Prerequisites of Appeal
A point in a motion for new trial is not a prerequisite to a complaint on appeal in either a jury or a nonjury case, except :
(1) A complaint on which evidence must be heard such as one of jury misconduct or newly discovered evidence or failure to set aside a judgment by default.
(2) A complaint of factual insufficiency of the evidence;
(3) A complaint that a jury finding is against the overwhelming weight of the evidence;
(4) A complaint of inadequacy or excessiveness of the damages found by the jury; or
(5) Incurable jury argument if not otherwise ruled on by the trial court.
Arguments at Trial
Arguments on the facts should be addressed to the jury, when one is impaneled in a case that is being tried, under the supervision of the court. Counsel shall be required to confine the argument strictly to the evidence and to the arguments of opposing counsel.
Court will not be required to wait for objections, but should violations not be noticed and corrected by the court, opposing counsel may ask leave of court to rise and present his point of objection.

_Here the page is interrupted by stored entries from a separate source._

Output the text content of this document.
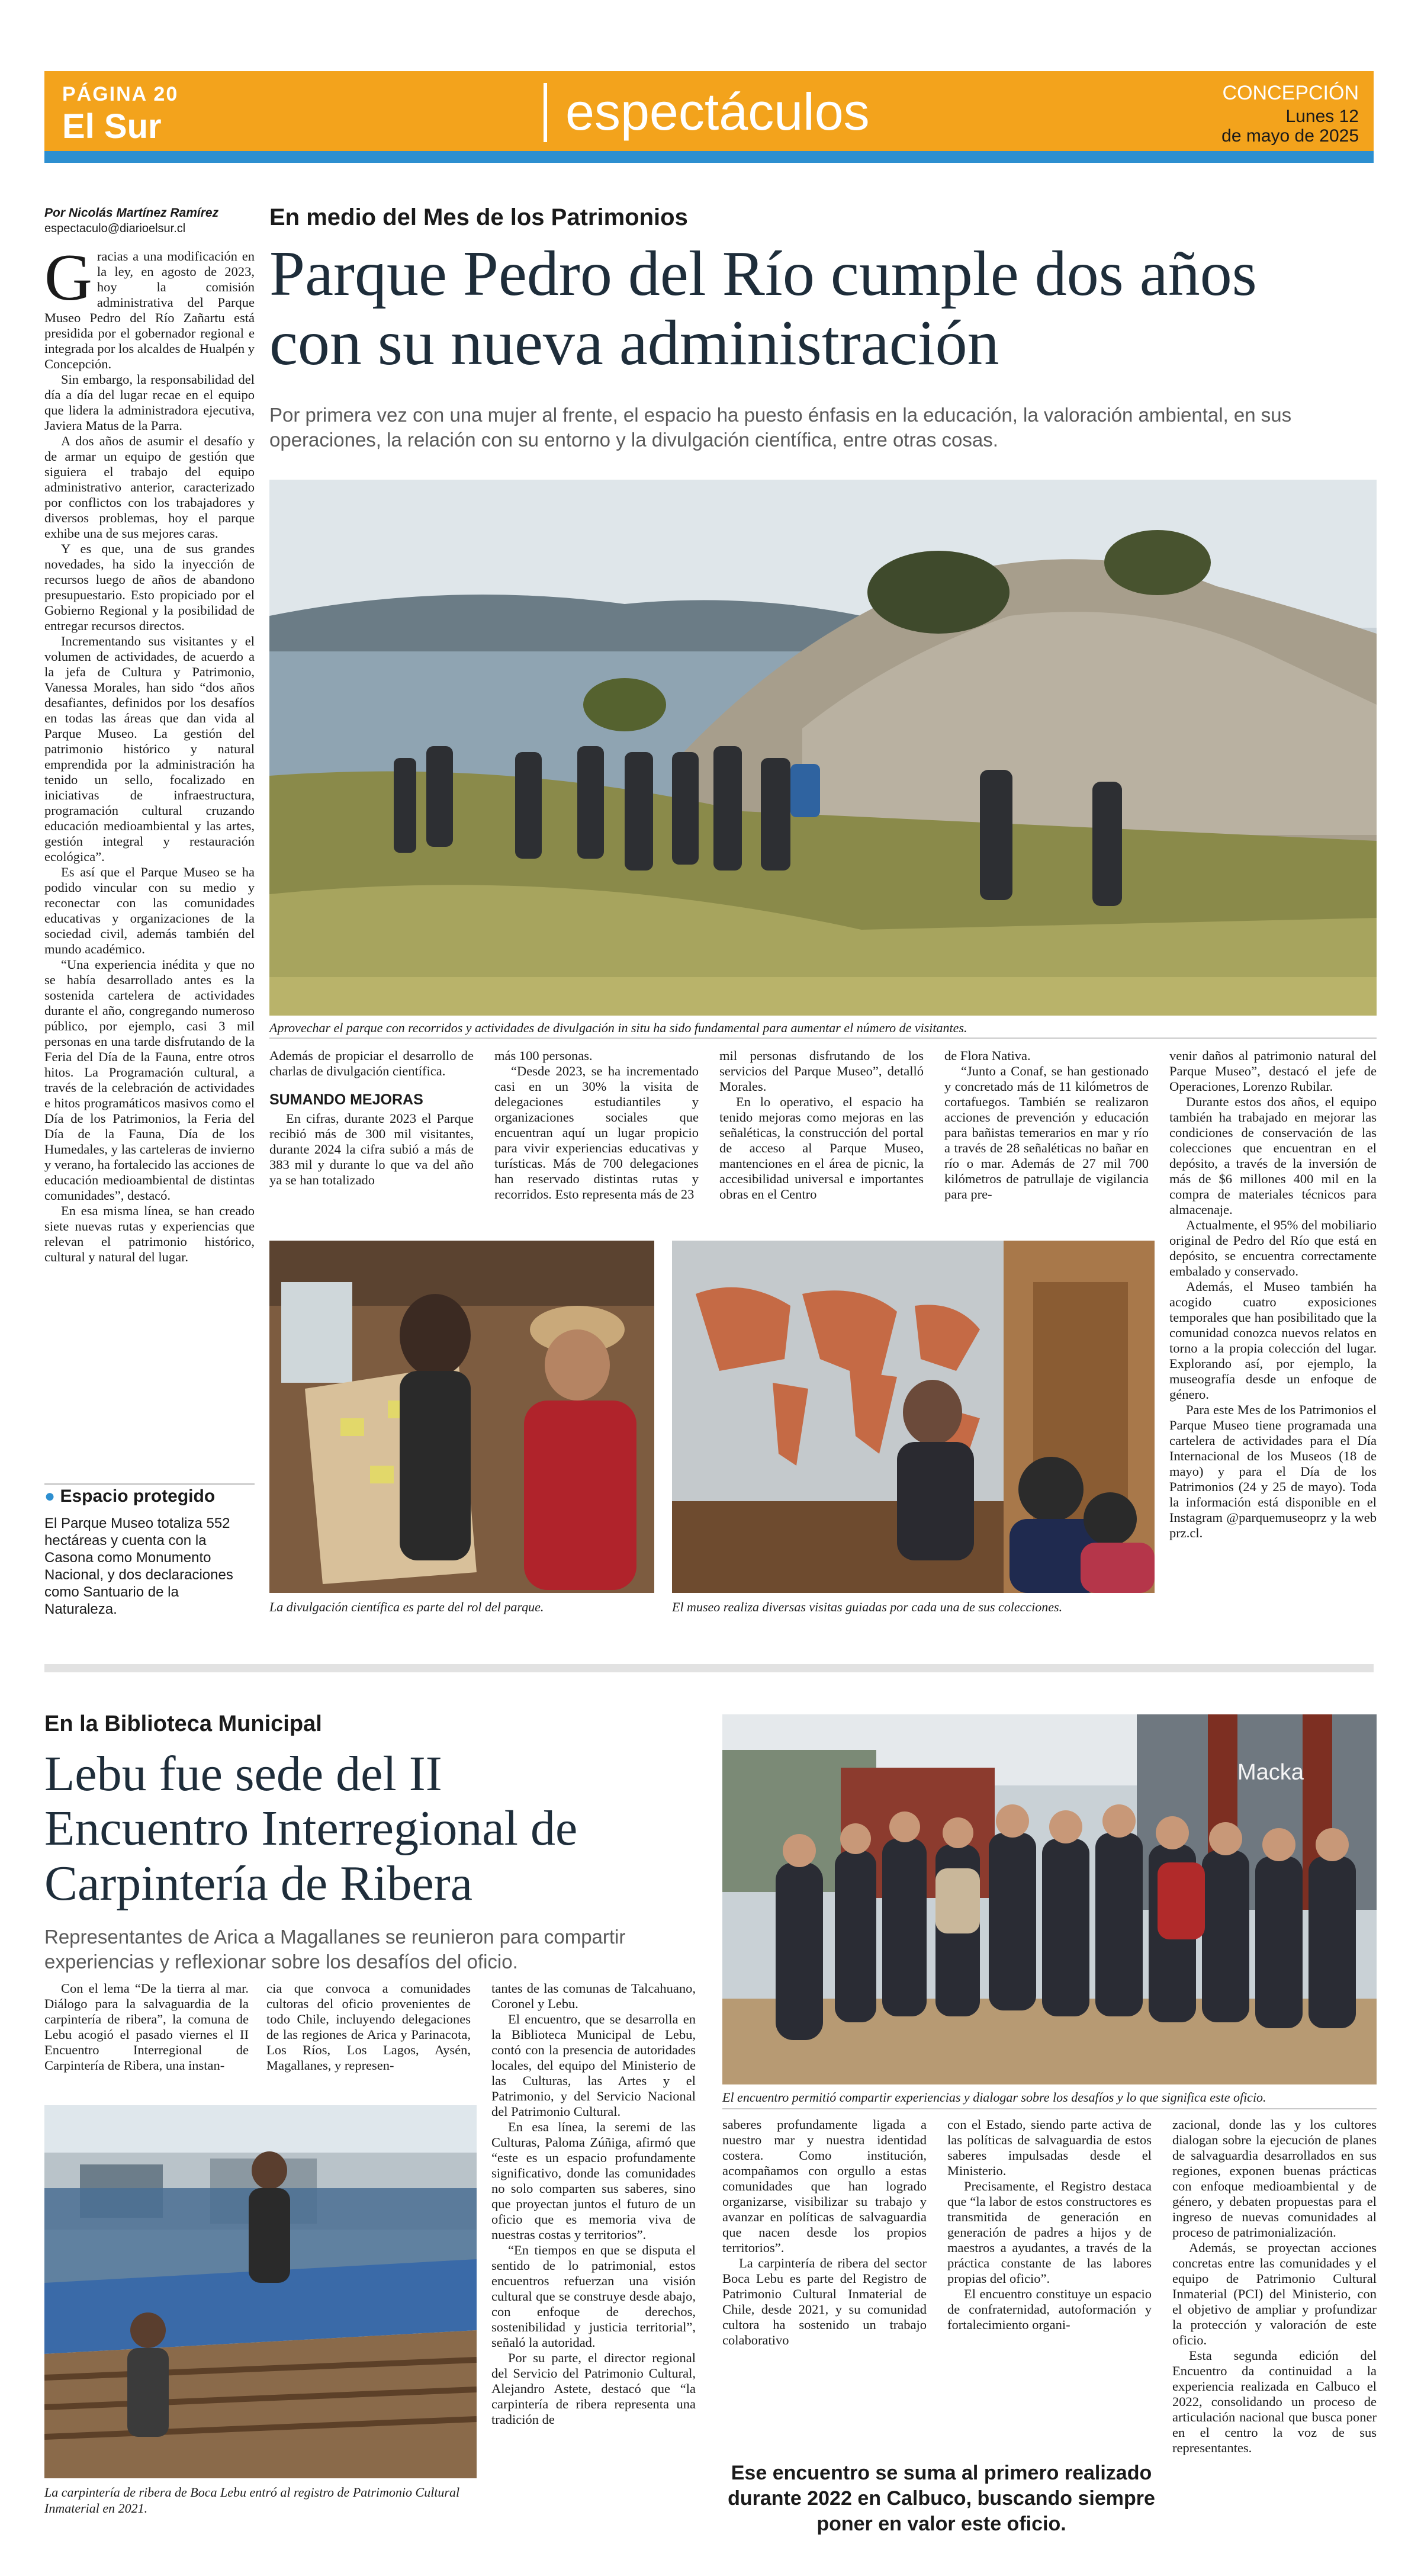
PÁGINA 20
El Sur	espectáculos	CONCEPCIÓN
Lunes 12
de mayo de 2025
Por Nicolás Martínez Ramírez
espectaculo@diarioelsur.cl	En medio del Mes de los Patrimonios
Parque Pedro del Río cumple dos años
con su nueva administración
Por primera vez con una mujer al frente, el espacio ha puesto énfasis en la educación, la valoración ambiental, en sus operaciones, la relación con su entorno y la divulgación científica, entre otras cosas.
G racias a una modificación en la ley, en agosto de 2023, hoy la comisión administrativa del Parque Museo Pedro del Río Zañartu está presidida por el gobernador regional e integrada por los alcaldes de Hualpén y Concepción.

Sin embargo, la responsabilidad del día a día del lugar recae en el equipo que lidera la administradora ejecutiva, Javiera Matus de la Parra.

A dos años de asumir el desafío y de armar un equipo de gestión que siguiera el trabajo del equipo administrativo anterior, caracterizado por conflictos con los trabajadores y diversos problemas, hoy el parque exhibe una de sus mejores caras.

Y es que, una de sus grandes novedades, ha sido la inyección de recursos luego de años de abandono presupuestario. Esto propiciado por el Gobierno Regional y la posibilidad de entregar recursos directos.

Incrementando sus visitantes y el volumen de actividades, de acuerdo a la jefa de Cultura y Patrimonio, Vanessa Morales, han sido “dos años desafiantes, definidos por los desafíos en todas las áreas que dan vida al Parque Museo. La gestión del patrimonio histórico y natural emprendida por la administración ha tenido un sello, focalizado en iniciativas de infraestructura, programación cultural cruzando educación medioambiental y las artes, gestión integral y restauración ecológica”.

Es así que el Parque Museo se ha podido vincular con su medio y reconectar con las comunidades educativas y organizaciones de la sociedad civil, además también del mundo académico.

“Una experiencia inédita y que no se había desarrollado antes es la sostenida cartelera de actividades durante el año, congregando numeroso público, por ejemplo, casi 3 mil personas en una tarde disfrutando de la Feria del Día de la Fauna, entre otros hitos. La Programación cultural, a través de la celebración de actividades e hitos programáticos masivos como el Día de los Patrimonios, la Feria del Día de la Fauna, Día de los Humedales, y las carteleras de invierno y verano, ha fortalecido las acciones de educación medioambiental de distintas comunidades”, destacó.

En esa misma línea, se han creado siete nuevas rutas y experiencias que relevan el patrimonio histórico, cultural y natural del lugar.

● Espacio protegido
El Parque Museo totaliza 552 hectáreas y cuenta con la Casona como Monumento Nacional, y dos declaraciones como Santuario de la Naturaleza.
Aprovechar el parque con recorridos y actividades de divulgación in situ ha sido fundamental para aumentar el número de visitantes.

Además de propiciar el desarrollo de charlas de divulgación científica.

SUMANDO MEJORAS

En cifras, durante 2023 el Parque recibió más de 300 mil visitantes, durante 2024 la cifra subió a más de 383 mil y durante lo que va del año ya se han totalizado

más 100 personas.

“Desde 2023, se ha incrementado casi en un 30% la visita de delegaciones estudiantiles y organizaciones sociales que encuentran aquí un lugar propicio para vivir experiencias educativas y turísticas. Más de 700 delegaciones han reservado distintas rutas y recorridos. Esto representa más de 23

mil personas disfrutando de los servicios del Parque Museo”, detalló Morales.

En lo operativo, el espacio ha tenido mejoras como mejoras en las señaléticas, la construcción del portal de acceso al Parque Museo, mantenciones en el área de picnic, la accesibilidad universal e importantes obras en el Centro

de Flora Nativa.

“Junto a Conaf, se han gestionado y concretado más de 11 kilómetros de cortafuegos. También se realizaron acciones de prevención y educación para bañistas temerarios en mar y río a través de 28 señaléticas no bañar en río o mar. Además de 27 mil 700 kilómetros de patrullaje de vigilancia para pre-

venir daños al patrimonio natural del Parque Museo”, destacó el jefe de Operaciones, Lorenzo Rubilar.

Durante estos dos años, el equipo también ha trabajado en mejorar las condiciones de conservación de las colecciones que encuentran en el depósito, a través de la inversión de más de $6 millones 400 mil en la compra de materiales técnicos para almacenaje.

Actualmente, el 95% del mobiliario original de Pedro del Río que está en depósito, se encuentra correctamente embalado y conservado.

Además, el Museo también ha acogido cuatro exposiciones temporales que han posibilitado que la comunidad conozca nuevos relatos en torno a la propia colección del lugar. Explorando así, por ejemplo, la museografía desde un enfoque de género.

Para este Mes de los Patrimonios el Parque Museo tiene programada una cartelera de actividades para el Día Internacional de los Museos (18 de mayo) y para el Día de los Patrimonios (24 y 25 de mayo). Toda la información está disponible en el Instagram @parquemuseoprz y la web prz.cl.

La divulgación científica es parte del rol del parque.	El museo realiza diversas visitas guiadas por cada una de sus colecciones.
En la Biblioteca Municipal
Lebu fue sede del II
Encuentro Interregional de
Carpintería de Ribera
Representantes de Arica a Magallanes se reunieron para compartir experiencias y reflexionar sobre los desafíos del oficio.

Con el lema “De la tierra al mar. Diálogo para la salvaguardia de la carpintería de ribera”, la comuna de Lebu acogió el pasado viernes el II Encuentro Interregional de Carpintería de Ribera, una instan-

cia que convoca a comunidades cultoras del oficio provenientes de todo Chile, incluyendo delegaciones de las regiones de Arica y Parinacota, Los Ríos, Los Lagos, Aysén, Magallanes, y represen-

tantes de las comunas de Talcahuano, Coronel y Lebu.

El encuentro, que se desarrolla en la Biblioteca Municipal de Lebu, contó con la presencia de autoridades locales, del equipo del Ministerio de las Culturas, las Artes y el Patrimonio, y del Servicio Nacional del Patrimonio Cultural.

En esa línea, la seremi de las Culturas, Paloma Zúñiga, afirmó que “este es un espacio profundamente significativo, donde las comunidades no solo comparten sus saberes, sino que proyectan juntos el futuro de un oficio que es memoria viva de nuestras costas y territorios”.

“En tiempos en que se disputa el sentido de lo patrimonial, estos encuentros refuerzan una visión cultural que se construye desde abajo, con enfoque de derechos, sostenibilidad y justicia territorial”, señaló la autoridad.

Por su parte, el director regional del Servicio del Patrimonio Cultural, Alejandro Astete, destacó que “la carpintería de ribera representa una tradición de

La carpintería de ribera de Boca Lebu entró al registro de Patrimonio Cultural Inmaterial en 2021.
Macka
El encuentro permitió compartir experiencias y dialogar sobre los desafíos y lo que significa este oficio.

saberes profundamente ligada a nuestro mar y nuestra identidad costera. Como institución, acompañamos con orgullo a estas comunidades que han logrado organizarse, visibilizar su trabajo y avanzar en políticas de salvaguardia que nacen desde los propios territorios”.

La carpintería de ribera del sector Boca Lebu es parte del Registro de Patrimonio Cultural Inmaterial de Chile, desde 2021, y su comunidad cultora ha sostenido un trabajo colaborativo

con el Estado, siendo parte activa de las políticas de salvaguardia de estos saberes impulsadas desde el Ministerio.

Precisamente, el Registro destaca que “la labor de estos constructores es transmitida de generación en generación de padres a hijos y de maestros a ayudantes, a través de la práctica constante de las labores propias del oficio”.

El encuentro constituye un espacio de confraternidad, autoformación y fortalecimiento organi-

zacional, donde las y los cultores dialogan sobre la ejecución de planes de salvaguardia desarrollados en sus regiones, exponen buenas prácticas con enfoque medioambiental y de género, y debaten propuestas para el ingreso de nuevas comunidades al proceso de patrimonialización.

Además, se proyectan acciones concretas entre las comunidades y el equipo de Patrimonio Cultural Inmaterial (PCI) del Ministerio, con el objetivo de ampliar y profundizar la protección y valoración de este oficio.

Esta segunda edición del Encuentro da continuidad a la experiencia realizada en Calbuco el 2022, consolidando un proceso de articulación nacional que busca poner en el centro la voz de sus representantes.

Ese encuentro se suma al primero realizado durante 2022 en Calbuco, buscando siempre poner en valor este oficio.
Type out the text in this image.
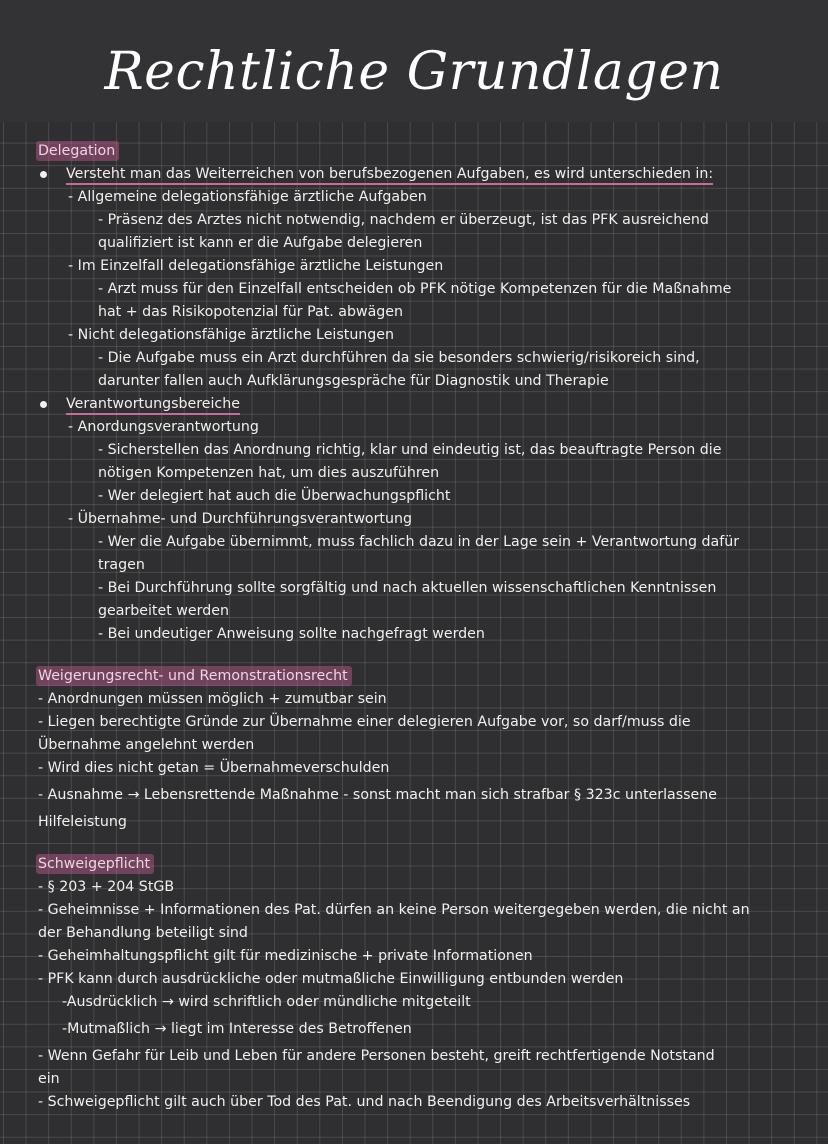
Rechtliche Grundlagen
Delegation
Versteht man das Weiterreichen von berufsbezogenen Aufgaben, es wird unterschieden in:
- Allgemeine delegationsfähige ärztliche Aufgaben
- Präsenz des Arztes nicht notwendig, nachdem er überzeugt, ist das PFK ausreichend
qualifiziert ist kann er die Aufgabe delegieren
- Im Einzelfall delegationsfähige ärztliche Leistungen
- Arzt muss für den Einzelfall entscheiden ob PFK nötige Kompetenzen für die Maßnahme
hat + das Risikopotenzial für Pat. abwägen
- Nicht delegationsfähige ärztliche Leistungen
- Die Aufgabe muss ein Arzt durchführen da sie besonders schwierig/risikoreich sind,
darunter fallen auch Aufklärungsgespräche für Diagnostik und Therapie
Verantwortungsbereiche
- Anordungsverantwortung
- Sicherstellen das Anordnung richtig, klar und eindeutig ist, das beauftragte Person die
nötigen Kompetenzen hat, um dies auszuführen
- Wer delegiert hat auch die Überwachungspflicht
- Übernahme- und Durchführungsverantwortung
- Wer die Aufgabe übernimmt, muss fachlich dazu in der Lage sein + Verantwortung dafür
tragen
- Bei Durchführung sollte sorgfältig und nach aktuellen wissenschaftlichen Kenntnissen
gearbeitet werden
- Bei undeutiger Anweisung sollte nachgefragt werden
Weigerungsrecht- und Remonstrationsrecht
- Anordnungen müssen möglich + zumutbar sein
- Liegen berechtigte Gründe zur Übernahme einer delegieren Aufgabe vor, so darf/muss die
Übernahme angelehnt werden
- Wird dies nicht getan = Übernahmeverschulden
- Ausnahme → Lebensrettende Maßnahme - sonst macht man sich strafbar § 323c unterlassene
Hilfeleistung
Schweigepflicht
- § 203 + 204 StGB
- Geheimnisse + Informationen des Pat. dürfen an keine Person weitergegeben werden, die nicht an
der Behandlung beteiligt sind
- Geheimhaltungspflicht gilt für medizinische + private Informationen
- PFK kann durch ausdrückliche oder mutmaßliche Einwilligung entbunden werden
-Ausdrücklich → wird schriftlich oder mündliche mitgeteilt
-Mutmaßlich → liegt im Interesse des Betroffenen
- Wenn Gefahr für Leib und Leben für andere Personen besteht, greift rechtfertigende Notstand
ein
- Schweigepflicht gilt auch über Tod des Pat. und nach Beendigung des Arbeitsverhältnisses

Preserving Error for Improper Arguments at Trial
Whether the argument considered in its proper setting, was reasonably calculated to cause such prejudice to the opposing litigant that a withdrawal by counsel or an instruction by the court, or both, could not eliminate the probability that it resulted in an improper verdict.
General Charge
where the judge points out to the jury the factual elements to be found and by instructions directs the jury as to the method to be followed in finding the facts and giving an answer finding in favor of one party or the other.
Specific Issue
Asks the jury specific questions that elicit findings on special controverted facts, and the judge determines the legal consequence of those findings
Broad Form Questions
Whenever feasible, submit the cause upon broad-form questions. Inferential rebuttal questions shall not be submitted in the charge.
When a single broad-form liability question erroneously commingles valid and invalid liability theories and the appellant’s objection is timely and specific, the error is harmful when it cannot determine whether the improperly submitted theories formed the sole basis for the jury’s finding. However, when questions are submitted in a manner that allows the appellate court to determine that the jury’s verdict was actually based on a valid liability theory, the error may be harmless.
Inferential Rebuttals
Charge may not have a question about this but you can have it under an instruction.
Comments on the Weight
The court’s charge shall not be objectionable on the ground that it incidentally constitutes a comment on the weight of the evidence or advises the jury of the effect of their answers when it is properly a part of an instruction or definition.
To be a direct comment on the weight of the evidence, the issue submitted must suggest to the jury the trial court’s opinion on the matter.